In secondo luogo, risulta evidente la volonta’ del Tribunale di rivalutare senza averne la competenza – la decisione del Magistrato di Sorveglianza di concedere licenze a (OMISSIS), soprattutto l’ultima, successivamente prorogata a seguito del ricovero in ospedale del condannato; inoltre il Tribunale fa intravedere – senza affermarlo esplicitamente – che l’aggravamento alla mano e’ stato determinato volontariamente per prolungare la licenza.

Viene evidenziato un “tratto di fondo di timbro oppositivo nelle condotte di (OMISSIS)” che l’ordinanza non riesce a concretizzare – anche perche’ nessuna violazione delle prescrizioni e’ stata accertata; si rileva che il condannato non ha proceduto a riflettere sulle proprie condotte devianti, affermazione priva di supporto oggettivo (non si cita alcuna relazione dell’UEPE); si nega che l’interessato abbia colto l’opportunita’ lavorativa come un’occasione, quando, in effetti, (OMISSIS) ha lavorato erse non lo ha fatto ha chiesto le ferie, scalandole dal monte ferie.

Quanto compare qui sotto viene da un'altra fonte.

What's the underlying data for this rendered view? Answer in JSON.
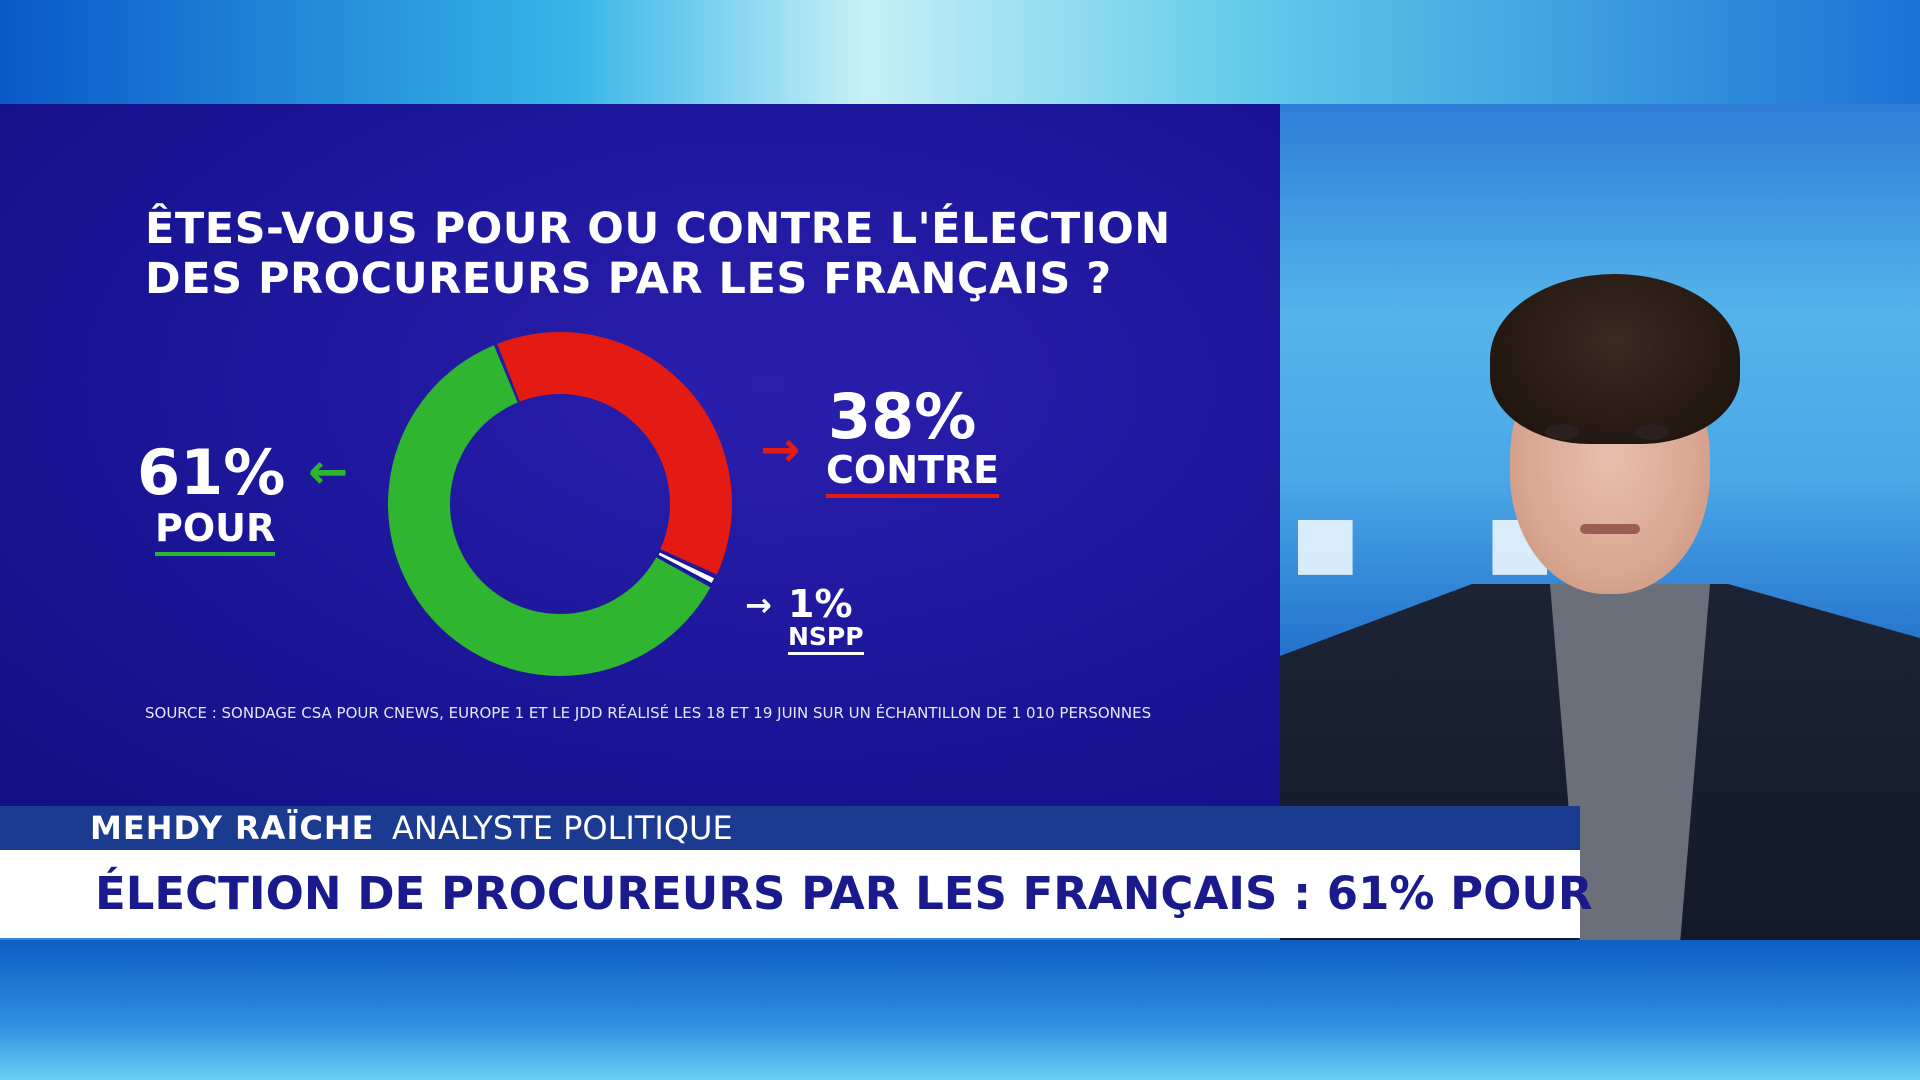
{
  "chart_data": {
    "type": "pie",
    "style": "donut",
    "title_lines": [
      "ÊTES-VOUS POUR OU CONTRE L'ÉLECTION",
      "DES PROCUREURS PAR LES FRANÇAIS ?"
    ],
    "slices": [
      {
        "label": "CONTRE",
        "value": 38,
        "display": "38%",
        "color": "#e31b12"
      },
      {
        "label": "NSPP",
        "value": 1,
        "display": "1%",
        "color": "#ffffff"
      },
      {
        "label": "POUR",
        "value": 61,
        "display": "61%",
        "color": "#2fb52f"
      }
    ],
    "source": "SOURCE : SONDAGE CSA POUR CNEWS, EUROPE 1 ET LE JDD RÉALISÉ LES 18 ET 19 JUIN SUR UN ÉCHANTILLON DE 1 010 PERSONNES"
  },
  "lower_third": {
    "name": "MEHDY RAÏCHE",
    "role": "ANALYSTE POLITIQUE",
    "headline": "ÉLECTION DE PROCUREURS PAR LES FRANÇAIS : 61% POUR"
  },
  "colors": {
    "panel_bg": "#1a1596",
    "pour": "#2fb52f",
    "contre": "#e31b12",
    "headline_text": "#1a1a8c"
  }
}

Il Tribunale ravvisa una tendenza a contrastare l’autorita’: ma il condannato ha sempre chiesto ed ottenuto i permessi e le licenze.

4. Il definitiva, il giudizio del Tribunale – reso possibile da un provvedimento provvisorio del Magistrato di Sorveglianza fondato su presupposti rivelatisi successivamente inesistenti – interpreta l’inidoneita’ al trattamento del condannato in senso strettamente psicologico, senza agganciarsi ad alcun comportamento concreto di segno francamente negativo da parte del ricorrente.

Paradossale e’ l’implicito rimprovero mosso al condannato di avere chiesto troppe licenze dopo che esse – rientranti nel limite indicato dall’articolo 52 cit. erano state concesse dal Magistrato di Sorveglianza, ricorrendone i presupposti.

Appare significativa, sotto questo profilo, l’interpretazione “autentica” che il Tribunale di Sorveglianza da’ al proprio provvedimento di ammissione alla semiliberta’: “una scommessa sulla persona e sulla sua ancora non pienamente evidente volonta’ di reinserimento nei circuiti della legalita’”.

La legge non chiede al Tribunale di Sorveglianza di “scommettere” sulle persone dei condannati, ma di ammetterli alla misura alternativa tenendo conto dei progressi compiuti nel corso del trattamento, in presenza delle condizioni per un graduale reinserimento nella societa’.

L’ordinanza non dimostra in alcun modo che tali condizioni non sussistono ne’ evidenzia alcuna condotta che legittimi tale valutazione.

P.Q.M.

Annulla senza rinvio l’ordinanza impugnata.